Several people today have asked me how my weekend was, and my answer has been a solid "mediocre." The past few days have just not been exciting, and I've been in a serious state of The Blahs. I'm burned out with school (I could do another round of classes?! What was I thinking?!), I'm sick of the Physics Department, I'm bored with my ward (however, I am doing my very best to fulfill my calling as 2nd counselor in the RS), I'm sick of Provo in general, I'm ready to check out of my super small apartment, and I'm so ready to go home for the summer. It also doesn't help that we're studying Shakespearean tragedy right now--that's a spirit-lifter. Only 18 more days and I'll be home, so that's great, and I'm sure the time will fly by pretty quick--I still can't believe that spring classes are almost over, because it seems like they just barely started. I think this weekend, my apartment is going to celebrate my birthday (because my birthday isn't until August, we decided to celebrate it early so I can have a b-day celebration with some of my Provo friends), so that hopefully will come through.
I'm trying to improve my attitude, or at least just suck it up. I started reading a leisure book last week (The Winter of Our Discontent by John Steinbeck--it's incredible and I'm only 50 pages in). Over the weekend, when I was particularly melancholy, I pulled out my scrapbook stuff and created a bit, which was quite cathartic. Church yesterday was pretty good, which helped out with my morale.

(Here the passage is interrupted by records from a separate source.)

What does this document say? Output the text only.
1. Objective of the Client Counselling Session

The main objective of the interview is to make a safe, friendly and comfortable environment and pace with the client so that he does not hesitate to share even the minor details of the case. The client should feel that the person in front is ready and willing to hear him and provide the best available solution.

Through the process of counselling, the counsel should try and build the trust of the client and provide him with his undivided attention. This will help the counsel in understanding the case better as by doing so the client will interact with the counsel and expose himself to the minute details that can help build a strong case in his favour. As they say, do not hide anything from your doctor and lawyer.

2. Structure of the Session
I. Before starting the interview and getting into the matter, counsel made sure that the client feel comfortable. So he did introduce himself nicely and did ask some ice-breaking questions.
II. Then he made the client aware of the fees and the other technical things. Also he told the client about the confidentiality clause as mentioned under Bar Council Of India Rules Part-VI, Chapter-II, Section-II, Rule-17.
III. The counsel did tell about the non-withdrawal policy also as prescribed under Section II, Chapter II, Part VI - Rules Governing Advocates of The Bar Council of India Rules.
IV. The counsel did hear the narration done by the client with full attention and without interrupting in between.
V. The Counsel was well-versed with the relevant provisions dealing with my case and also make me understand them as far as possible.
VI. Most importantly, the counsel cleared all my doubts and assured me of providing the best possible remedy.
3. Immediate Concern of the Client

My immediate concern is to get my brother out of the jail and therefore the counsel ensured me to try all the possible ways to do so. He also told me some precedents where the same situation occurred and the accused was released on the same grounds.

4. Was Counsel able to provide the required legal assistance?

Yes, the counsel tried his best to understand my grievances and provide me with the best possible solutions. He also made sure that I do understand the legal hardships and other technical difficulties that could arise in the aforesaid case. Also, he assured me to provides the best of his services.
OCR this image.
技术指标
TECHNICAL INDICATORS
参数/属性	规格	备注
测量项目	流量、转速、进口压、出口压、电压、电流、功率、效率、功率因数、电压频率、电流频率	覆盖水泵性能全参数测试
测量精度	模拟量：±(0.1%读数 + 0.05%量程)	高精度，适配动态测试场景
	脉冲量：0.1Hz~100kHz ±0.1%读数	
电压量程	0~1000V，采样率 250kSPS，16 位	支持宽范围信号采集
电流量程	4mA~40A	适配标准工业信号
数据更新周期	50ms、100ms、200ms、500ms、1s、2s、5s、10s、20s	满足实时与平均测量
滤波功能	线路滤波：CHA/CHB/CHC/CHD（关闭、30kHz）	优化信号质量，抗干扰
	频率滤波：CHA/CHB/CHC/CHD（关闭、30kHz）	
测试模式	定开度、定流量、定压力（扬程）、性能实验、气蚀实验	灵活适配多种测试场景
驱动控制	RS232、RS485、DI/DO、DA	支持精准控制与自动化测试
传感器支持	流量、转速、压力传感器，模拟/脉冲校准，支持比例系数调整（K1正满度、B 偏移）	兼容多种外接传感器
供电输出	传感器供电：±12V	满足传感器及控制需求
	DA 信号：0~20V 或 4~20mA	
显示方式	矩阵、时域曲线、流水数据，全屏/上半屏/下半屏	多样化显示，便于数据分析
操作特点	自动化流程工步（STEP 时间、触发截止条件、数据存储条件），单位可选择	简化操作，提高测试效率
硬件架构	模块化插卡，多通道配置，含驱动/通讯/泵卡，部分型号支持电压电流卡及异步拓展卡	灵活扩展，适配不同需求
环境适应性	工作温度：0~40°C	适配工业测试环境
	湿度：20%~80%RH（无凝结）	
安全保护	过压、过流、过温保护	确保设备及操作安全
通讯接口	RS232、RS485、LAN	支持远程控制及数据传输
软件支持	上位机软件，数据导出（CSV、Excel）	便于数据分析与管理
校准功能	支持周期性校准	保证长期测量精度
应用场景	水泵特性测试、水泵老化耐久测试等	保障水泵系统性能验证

I went to Target today, which is always a pleasant experience.
However, despite all these seemingly enjoyable things, I'm still lacking in energy and motivation; I've started listening to Harry Potter in the mornings, which I've realized is a clear indication of my attempt to momentarily escape my own really not-bad-at-all reality. (Note: I haven't completely retreated to HP land quite yet--I do listen to music more than I listen to HP. That's good.) Maybe I can chalk some of the melancholy up to PMS . . .
**Ha, I just read through this and realized that the title of my new leisure book probably doesn't seem like it would be a good thing for me to be reading right now, but it really is a good book.